Войны некромантов
Шрифт:
3
Чья-то тень метнулась справа из-за дерева, и Марта ударила по тормозам. «Фольк» остановился, к его лобовому стеклу прилипли две серые ладони, между которыми возникла улыбающаяся физиономия. «Господи, да он же настоящий придурок,» – с отвращением подумала Хаммерштайн и с трудом заставила себя улыбнуться.
Любовничек рухнул на сидение, по-хозяйски обнял ее за плечи и влепил смачный поцелуй в губы. Его шкодливая правая рука уже шарила по ее груди и бедрам. Марте потребовалось всего несколько секунд, чтобы справиться с ним. Она легко проникла в незащищенные области его сознания. Желания и ожидания мужчины были незатейливы. Она погладила его там, где надо, и взяла под жесткий контроль. Всю оставшуюся дорогу до замка он сидел смирно,
Изломанные края развалин показались в просветах между деревьями.
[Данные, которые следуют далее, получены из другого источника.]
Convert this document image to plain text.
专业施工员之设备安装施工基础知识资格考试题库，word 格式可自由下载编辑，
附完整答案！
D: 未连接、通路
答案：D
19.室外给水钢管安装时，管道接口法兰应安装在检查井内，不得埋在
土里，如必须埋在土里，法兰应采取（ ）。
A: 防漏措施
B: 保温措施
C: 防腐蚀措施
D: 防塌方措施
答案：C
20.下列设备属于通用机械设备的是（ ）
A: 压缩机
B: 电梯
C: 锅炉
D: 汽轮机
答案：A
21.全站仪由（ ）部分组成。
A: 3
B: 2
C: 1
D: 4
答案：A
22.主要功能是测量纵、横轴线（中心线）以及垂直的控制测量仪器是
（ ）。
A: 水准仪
Луна пряталась по другую сторону плотных облаков, обычных в эту пору года, и замок озарялся призрачным светом, падавшим откуда-то снизу. «Факелы,» – решила Марта, но ошиблась. Это были толстенные свечи в глиняных мисках, расставленные так, что стены защищали их от порывов ветра.
Она увидела темное дремлющее стадо автомобилей и мотоциклов – не менее двадцати штук – занимавшее небольшую площадку перед разрушенным фасадом замка. Сквозь натужный шум двигателя «фолька» до нее донесся тяжелый, мерный рокот барабанов. Звуки, вызывавшие непонятную дрожь...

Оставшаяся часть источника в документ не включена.